We are proud because we had the opportunity to meet and collaborate with many experts across Canada who are making tremendous contributions to the AI space. During the Lab, we learned how to think out of the box for a given task, interpret the solutions designed, and decide if they are sustainable. Also, the Lab conducted many workshops on managing project flow, thinking about various corners of the problem, and, most importantly, the technical and domain knowledge required for implementing machine learning solutions. We understood how collaboration and diverse skills could bring beautiful outcomes during development. All our teammates possess various skills ranging from frontend to backend, which helped us design a visually appealing solution that also has a robust backend that could drive data to the user. We are proud that we could learn ML and implement a solution that can be used for social good and benefit society. Our biggest accomplishment is the Edmonton’s Accelerator Award, as it is not just an award. It is a boost of encouragement for all the team members and, most importantly, our recognition of the hard work we put into this project.

Future directions

Here are our next steps. Synthesizing new data to our models will first help us achieve even better insights. We hope to use our Gaussian Mixture Model to predict how changing features in a region will improve or worsen healthcare access. We would like a responsive web application that serves as a one-stop solution for all healthcare needs information.

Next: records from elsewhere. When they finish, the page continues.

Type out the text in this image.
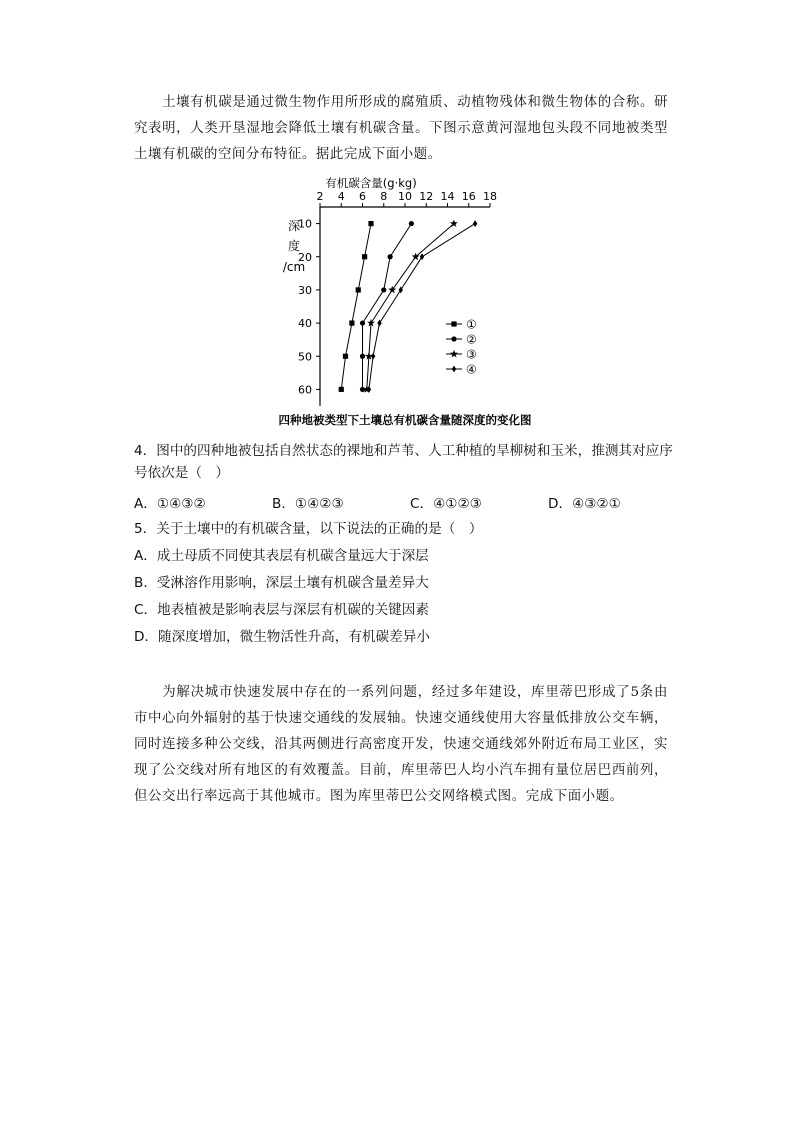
土壤有机碳是通过微生物作用所形成的腐殖质、动植物残体和微生物体的合称。研究表明，人类开垦湿地会降低土壤有机碳含量。下图示意黄河湿地包头段不同地被类型土壤有机碳的空间分布特征。据此完成下面小题。

2 4 6 8 10 12 14 16 18
有机碳含量(g·kg)
10
20
30
40
50
60
深
度
/cm
①
②
③
④
四种地被类型下土壤总有机碳含量随深度的变化图

4．图中的四种地被包括自然状态的裸地和芦苇、人工种植的旱柳树和玉米，推测其对应序号依次是（　）

A．①④③②	B．①④②③	C．④①②③	D．④③②①

5．关于土壤中的有机碳含量，以下说法的正确的是（　）

A．成土母质不同使其表层有机碳含量远大于深层

B．受淋溶作用影响，深层土壤有机碳含量差异大

C．地表植被是影响表层与深层有机碳的关键因素

D．随深度增加，微生物活性升高，有机碳差异小

为解决城市快速发展中存在的一系列问题，经过多年建设，库里蒂巴形成了5条由市中心向外辐射的基于快速交通线的发展轴。快速交通线使用大容量低排放公交车辆，同时连接多种公交线，沿其两侧进行高密度开发，快速交通线郊外附近布局工业区，实现了公交线对所有地区的有效覆盖。目前，库里蒂巴人均小汽车拥有量位居巴西前列，但公交出行率远高于其他城市。图为库里蒂巴公交网络模式图。完成下面小题。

Some of our longer-term goals include generating insights for more specific healthcare types (so far we have psychiatric care but we would also like to include others). Finally, one day we will explore datasets to analyze healthcare access outside Canada.

Acknowledgements

We would like to thank mentors Paige Tuttosi, Dr. Courtney Handford, Dr. Ann Crabtree, Jia Song, and Kelly Zheng for their valuable input and mentorship throughout the journey. We would also like to acknowledge AI4Good Lab for the opportunity to learn and develop our project and for their continued support and guidance.